Brazil is a land of great potential for business people and investors. The country’s infrastructure has been considerably improved by its hosting of the World Cup, and is still improving in the case of Rio de Janeiro, which is hosting the Olympics in 2016. Restrictions on foreigners owning businesses in Brazil are light and there are plenty of opportunities.

Nevertheless, setting up a business in Brazil is undeniably difficult. The biggest problem is the phenomenal level of bureaucracy you may experience. Brazil was ranked a poor 120th out of 189 countries in terms of ease of doing business in the 2015 World Bank survey. Worse still, the country’s ranking for starting a business was a dire 167th.

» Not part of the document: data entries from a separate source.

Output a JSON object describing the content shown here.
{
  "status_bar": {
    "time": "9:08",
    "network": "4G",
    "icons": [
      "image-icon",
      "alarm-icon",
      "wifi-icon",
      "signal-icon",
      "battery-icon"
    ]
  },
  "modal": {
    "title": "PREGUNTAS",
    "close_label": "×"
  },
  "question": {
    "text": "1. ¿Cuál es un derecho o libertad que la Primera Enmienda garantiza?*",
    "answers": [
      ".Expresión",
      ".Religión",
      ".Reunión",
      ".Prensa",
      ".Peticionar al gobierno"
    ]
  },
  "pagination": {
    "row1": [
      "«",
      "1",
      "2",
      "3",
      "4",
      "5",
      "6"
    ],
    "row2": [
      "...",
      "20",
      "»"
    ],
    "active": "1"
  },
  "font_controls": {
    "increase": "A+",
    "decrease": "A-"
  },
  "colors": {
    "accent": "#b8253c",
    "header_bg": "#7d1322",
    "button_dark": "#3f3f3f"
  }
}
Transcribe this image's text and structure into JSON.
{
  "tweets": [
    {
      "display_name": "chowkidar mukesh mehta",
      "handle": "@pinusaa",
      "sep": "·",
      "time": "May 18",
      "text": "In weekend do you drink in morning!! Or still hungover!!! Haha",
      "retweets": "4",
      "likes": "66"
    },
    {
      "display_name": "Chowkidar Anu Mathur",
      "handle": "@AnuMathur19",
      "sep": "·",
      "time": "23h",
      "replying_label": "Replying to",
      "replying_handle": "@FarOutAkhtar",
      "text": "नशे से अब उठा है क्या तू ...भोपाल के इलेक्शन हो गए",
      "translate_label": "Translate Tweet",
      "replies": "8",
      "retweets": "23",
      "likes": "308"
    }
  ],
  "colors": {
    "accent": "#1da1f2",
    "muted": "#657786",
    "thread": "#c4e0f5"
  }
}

Additionally, those working in some sectors, such as publishing, will encounter further restrictions. The government is doing what it can to make things easier for start-up businesses, but these things take time.

Hence you should get as much free advice as you can, such as this webpage. Few people speak English well in BraziI, so ideally you should be at least at intermediate level in Portuguese before you get there. If not, it would be a good idea to have a fluent Portuguese speaker on your side, preferably one who is familiar with Brazilian business culture. For best results, make sure to do thorough research and start planning well in advance!

 

Immigration Matters

If you want to start your own business in Brazil, the first step is to ensure you have the legal right to live and work in the country. You will generally need to apply for a permanent visa as an entrepreneur before you can operate a business in Brazil. For more information on permanent visas and immigrating into Brazil in general, see our Immigration section.

 

Business Plan

Before starting your business, it is essential to create a business plan that will give you the best possible launch into the very competitive Brazilian market. First, make sure you have a clear view of what it is you want to do, and how feasible this business idea is. You will need to research the businesses that already operate in your field in the local area, and determine your potential customers and partners. Additionally, you should think through your best financing options.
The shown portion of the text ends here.